Going before the court and asking that a guilty plea to a misdemeanor be accepted as the outcome calls into question the determination made at the start of the case.

Sometimes the availability of admissible evidence changes between indictment and trial — a crucial witness might die or otherwise become unavailable is one example.

But there is no apparent change to the available evidence in the January 6th cases where the prosecution is taking this step. The only change seems to be that the government misread the nature and extent of the evidence when it went to the grand jury, or the government has simply changed its view on the seriousness of the offense conduct at issue in these cases that were charged early.

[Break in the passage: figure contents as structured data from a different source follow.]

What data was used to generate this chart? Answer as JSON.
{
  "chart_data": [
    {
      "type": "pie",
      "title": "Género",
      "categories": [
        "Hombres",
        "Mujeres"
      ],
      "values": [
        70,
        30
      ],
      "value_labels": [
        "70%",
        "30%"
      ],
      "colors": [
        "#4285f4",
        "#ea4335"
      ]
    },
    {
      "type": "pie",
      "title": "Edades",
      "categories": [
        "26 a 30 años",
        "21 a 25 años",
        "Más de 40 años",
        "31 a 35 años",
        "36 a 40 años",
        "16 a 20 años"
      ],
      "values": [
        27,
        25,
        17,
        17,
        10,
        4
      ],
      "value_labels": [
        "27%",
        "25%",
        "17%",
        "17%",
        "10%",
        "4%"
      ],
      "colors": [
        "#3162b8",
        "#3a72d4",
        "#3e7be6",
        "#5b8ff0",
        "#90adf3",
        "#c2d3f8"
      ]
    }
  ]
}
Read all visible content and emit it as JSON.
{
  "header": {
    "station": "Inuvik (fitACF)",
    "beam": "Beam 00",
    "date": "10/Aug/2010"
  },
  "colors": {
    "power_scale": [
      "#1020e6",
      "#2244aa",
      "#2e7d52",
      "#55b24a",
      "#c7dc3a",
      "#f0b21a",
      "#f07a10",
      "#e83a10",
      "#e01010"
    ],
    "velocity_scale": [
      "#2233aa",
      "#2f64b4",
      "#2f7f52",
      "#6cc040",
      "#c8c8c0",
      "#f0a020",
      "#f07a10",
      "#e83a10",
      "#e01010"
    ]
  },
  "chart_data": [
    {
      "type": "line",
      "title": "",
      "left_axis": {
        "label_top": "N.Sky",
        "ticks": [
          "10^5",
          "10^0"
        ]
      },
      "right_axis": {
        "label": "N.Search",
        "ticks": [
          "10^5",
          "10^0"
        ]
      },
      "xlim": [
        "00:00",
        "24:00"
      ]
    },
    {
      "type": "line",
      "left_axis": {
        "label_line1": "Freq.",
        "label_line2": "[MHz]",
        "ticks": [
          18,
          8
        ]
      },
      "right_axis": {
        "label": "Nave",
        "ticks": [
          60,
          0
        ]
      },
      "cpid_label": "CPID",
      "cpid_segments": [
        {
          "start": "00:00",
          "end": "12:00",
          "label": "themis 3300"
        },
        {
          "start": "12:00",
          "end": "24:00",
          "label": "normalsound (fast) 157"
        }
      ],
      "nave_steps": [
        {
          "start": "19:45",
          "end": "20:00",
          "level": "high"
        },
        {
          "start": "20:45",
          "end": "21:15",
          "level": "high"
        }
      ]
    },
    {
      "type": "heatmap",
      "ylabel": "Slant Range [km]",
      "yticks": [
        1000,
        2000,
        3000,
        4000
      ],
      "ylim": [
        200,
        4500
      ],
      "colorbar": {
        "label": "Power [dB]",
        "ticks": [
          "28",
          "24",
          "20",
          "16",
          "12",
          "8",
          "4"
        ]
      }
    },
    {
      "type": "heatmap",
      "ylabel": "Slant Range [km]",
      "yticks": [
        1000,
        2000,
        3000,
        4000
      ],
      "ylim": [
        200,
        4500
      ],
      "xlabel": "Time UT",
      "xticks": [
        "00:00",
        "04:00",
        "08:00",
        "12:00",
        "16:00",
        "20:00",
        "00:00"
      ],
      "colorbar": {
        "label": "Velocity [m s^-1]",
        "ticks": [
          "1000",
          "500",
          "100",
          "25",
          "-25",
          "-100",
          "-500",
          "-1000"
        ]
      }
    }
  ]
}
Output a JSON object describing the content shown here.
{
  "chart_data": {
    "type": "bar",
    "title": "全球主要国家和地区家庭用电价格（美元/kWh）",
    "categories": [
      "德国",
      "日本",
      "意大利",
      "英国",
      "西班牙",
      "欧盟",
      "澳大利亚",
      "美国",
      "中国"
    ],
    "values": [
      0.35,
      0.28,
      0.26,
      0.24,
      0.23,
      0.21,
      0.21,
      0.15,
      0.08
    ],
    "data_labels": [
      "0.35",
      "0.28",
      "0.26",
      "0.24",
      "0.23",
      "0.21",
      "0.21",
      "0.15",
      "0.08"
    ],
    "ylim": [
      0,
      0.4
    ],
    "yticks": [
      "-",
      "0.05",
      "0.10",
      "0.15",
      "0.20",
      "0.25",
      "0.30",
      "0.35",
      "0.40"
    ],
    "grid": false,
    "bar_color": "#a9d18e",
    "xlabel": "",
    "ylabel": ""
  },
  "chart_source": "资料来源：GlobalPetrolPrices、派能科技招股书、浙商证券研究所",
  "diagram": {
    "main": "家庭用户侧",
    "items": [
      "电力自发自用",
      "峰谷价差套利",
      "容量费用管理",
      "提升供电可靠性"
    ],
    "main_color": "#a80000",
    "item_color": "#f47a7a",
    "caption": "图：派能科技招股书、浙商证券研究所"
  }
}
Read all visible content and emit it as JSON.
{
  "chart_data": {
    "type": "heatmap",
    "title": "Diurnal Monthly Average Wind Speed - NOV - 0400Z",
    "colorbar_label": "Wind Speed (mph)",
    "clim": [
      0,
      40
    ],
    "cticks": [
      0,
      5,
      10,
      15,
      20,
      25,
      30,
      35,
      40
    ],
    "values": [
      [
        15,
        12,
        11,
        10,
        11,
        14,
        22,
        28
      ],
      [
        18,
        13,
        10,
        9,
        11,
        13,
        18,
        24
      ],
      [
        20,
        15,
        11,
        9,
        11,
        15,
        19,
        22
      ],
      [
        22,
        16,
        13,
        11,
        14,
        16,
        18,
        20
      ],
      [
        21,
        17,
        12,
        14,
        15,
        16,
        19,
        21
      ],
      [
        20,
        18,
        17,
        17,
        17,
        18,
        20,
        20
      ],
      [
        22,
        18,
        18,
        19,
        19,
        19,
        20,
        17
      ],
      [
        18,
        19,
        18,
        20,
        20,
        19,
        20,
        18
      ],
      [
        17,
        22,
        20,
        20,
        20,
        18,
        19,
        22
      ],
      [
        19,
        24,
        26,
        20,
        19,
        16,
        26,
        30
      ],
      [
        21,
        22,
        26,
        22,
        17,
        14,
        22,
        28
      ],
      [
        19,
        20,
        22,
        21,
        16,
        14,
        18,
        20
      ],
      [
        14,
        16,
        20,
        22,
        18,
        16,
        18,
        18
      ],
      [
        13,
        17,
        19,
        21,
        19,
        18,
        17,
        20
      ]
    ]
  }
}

This likely reflects a decision made in the Biden Justice Department last week after the Hodgkins sentencing to dismiss the felonies in the early cases where there is no evidence of violence and allow those cases to be resolved with guilty pleas to misdemeanors.

As noted, this is contrary to DOJ policy and reflects the Department’s reaction to Judge Moss. The sentence he imposed on Hodkins for a felony left DOJ in a position of having to continue to prosecute felony charges where only misdemeanor sentences will likely result. That problem, along with the discovery issues that continue to plague most cases, might have left the prosecution with unhappy and hostile presiding judges in trials to come.

Better to “pull the chute” on some of these early cases that shouldn’t have been charged as felonies at the outset and begin to resolve these cases in larger numbers than has been the case up until now.